Оля только качнула головой.
На ужин они пришли самыми последними - и все места вдоль окон оказались заняты; пришлось сесть в углу, возле ширмы, разделяющей ресторан на две части. За окном все так же висела серая пелена дождя. Вот, один день, считай, уже прошел, осталось всего ничего (надо же, считаем деньки как в пионерском лагере...).
Знакомство со Штефано неожиданно оказалось выгодным: с каждым новым блюдом он сразу направлялся к их столику, оставляя прочих глазеть в окно в ожидании еды. Иногда, проходя мимо с дымящимися тарелками, Штефано останавливался на минутку и говорил что-нибудь вроде:
– А ведь правда, плохо вам живется в Германии? Немецкий язык такой противный!
Оля прыскала в ладонь, оглядываясь по сторонам, и
– Да нет вроде, ничего страшного...
Ужин был неплохой, и просто подозрительно обильный. Вроде бы Петька говорил, что "полупансион” - это только бесплатный завтрак. Почему же в таком случае, уже в автобусе у них уточнили меню, даже не спрашивая, собираются они столоваться у Пиппино, или нет? Может быть, первый ужин все-таки входит в сервис. Или Боцман, чтоб ему провалиться, забыл сказать, что в условия путевки входят непременные трапезы у "хозяев”?..
Эти размышления "начинающего туриста” основательно подпортили Алексу настроение. А явившийся все же под конец внушительный счет укрепил неприязнь к напомаженному Пиппино, который важно прохаживался по ресторану, время от времени уверяя дорогих гостей, что "завтра будет еще вкуснее, вот увидите”.

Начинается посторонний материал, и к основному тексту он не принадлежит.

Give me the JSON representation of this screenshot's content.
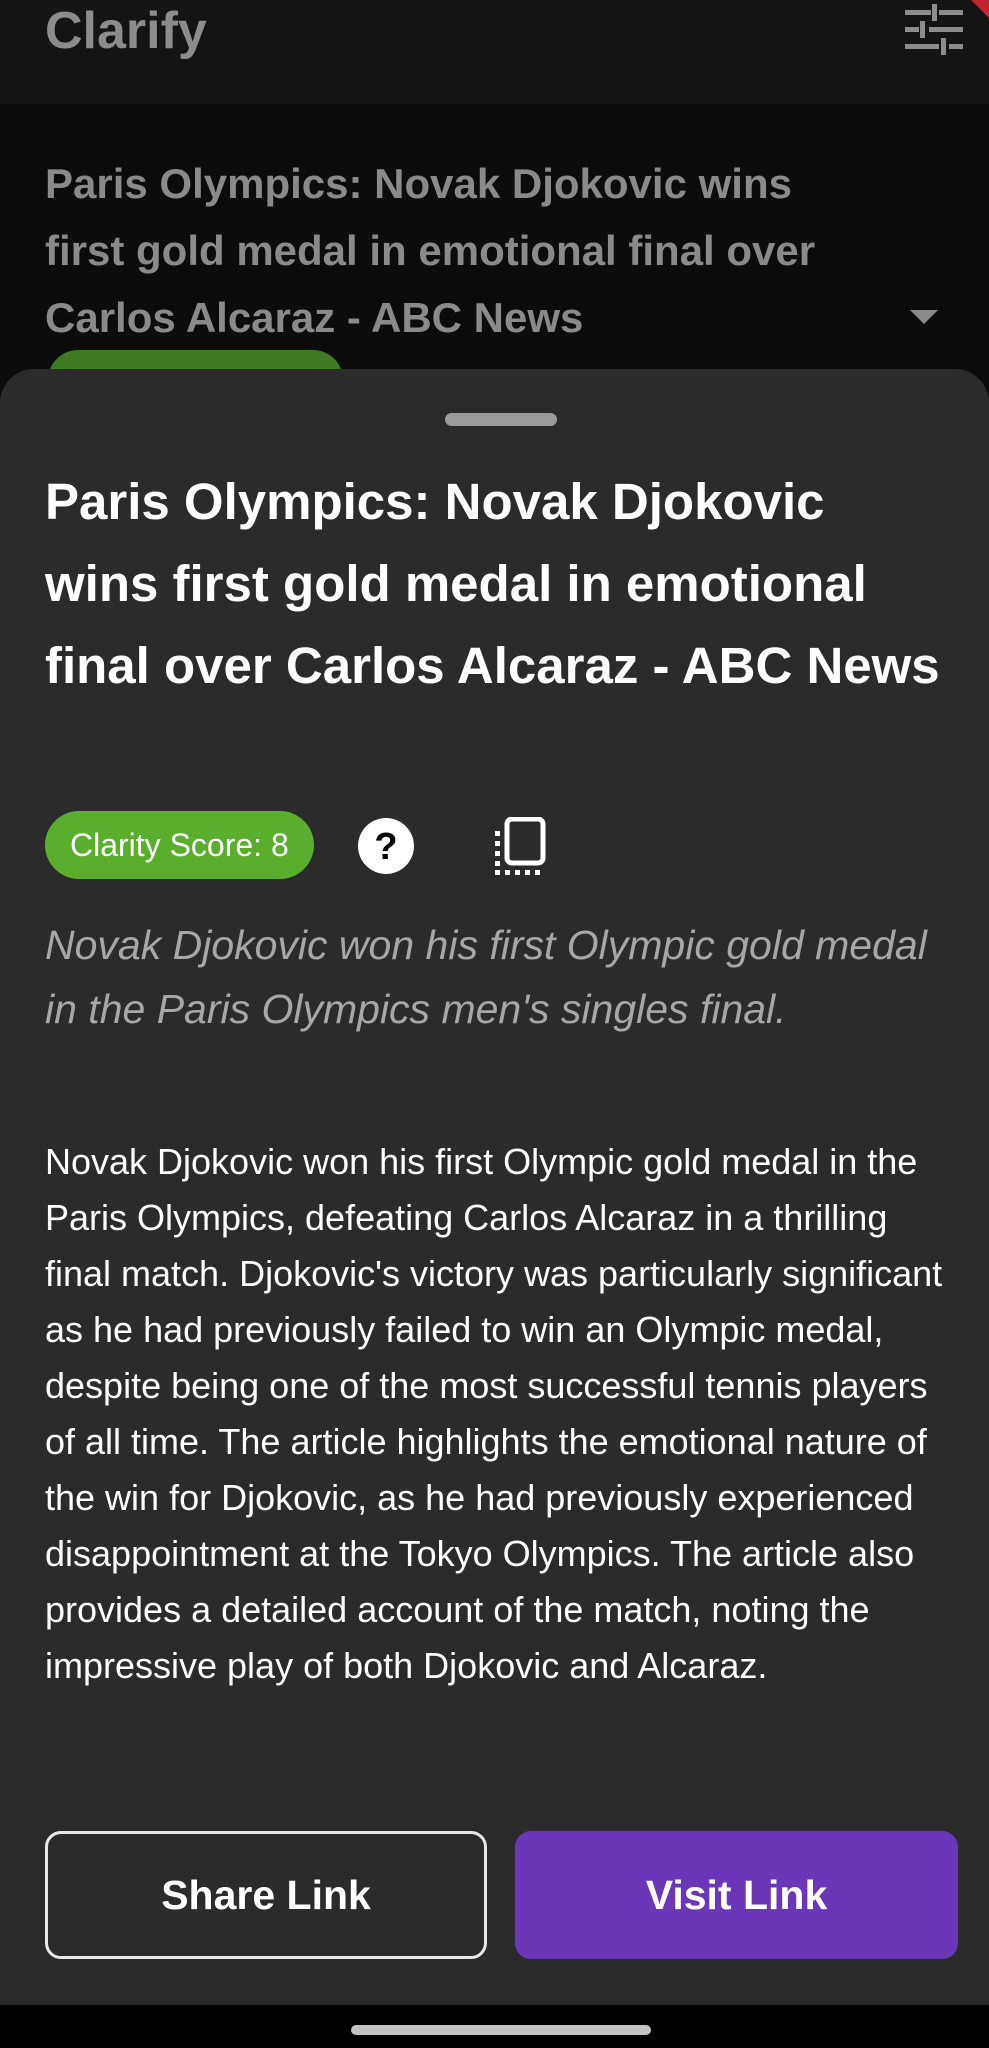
{
  "app": {
    "title": "Clarify",
    "filter_icon": "tune-sliders-icon"
  },
  "background_list": {
    "article_title": "Paris Olympics: Novak Djokovic wins first gold medal in emotional final over Carlos Alcaraz - ABC News",
    "expand_icon": "chevron-down-icon"
  },
  "sheet": {
    "title": "Paris Olympics: Novak Djokovic wins first gold medal in emotional final over Carlos Alcaraz - ABC News",
    "clarity_score_label": "Clarity Score: 8",
    "help_icon": "question-circle-icon",
    "copy_icon": "copy-icon",
    "short_summary": "Novak Djokovic won his first Olympic gold medal in the Paris Olympics men's singles final.",
    "long_summary": "Novak Djokovic won his first Olympic gold medal in the Paris Olympics, defeating Carlos Alcaraz in a thrilling final match. Djokovic's victory was particularly significant as he had previously failed to win an Olympic medal, despite being one of the most successful tennis players of all time. The article highlights the emotional nature of the win for Djokovic, as he had previously experienced disappointment at the Tokyo Olympics.  The article also provides a detailed account of the match, noting the impressive play of both Djokovic and Alcaraz.",
    "share_button": "Share Link",
    "visit_button": "Visit Link"
  },
  "colors": {
    "sheet_background": "#2b2b2b",
    "score_badge": "#5aae2e",
    "visit_button": "#6a37b8",
    "summary_italic": "#a7a7a7"
  }
}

В дверях они столкнулись с Вовчиком - он так и остался в своем любимом спортивном костюме, который Лиза, скрепя сердце, разрешила одеть только для сидения в автобусе. Вовчик махнул рукой:
– Лиз укачалась в дороге, дрыхнет.
– И добавил, обращаясь к Алексу: Может, прошвырнемся?
– Иди-иди, мы сами.
– Все равно веселого компанейского прошвыривания без Боцмана не выйдет, да и настроение, прямо скажем...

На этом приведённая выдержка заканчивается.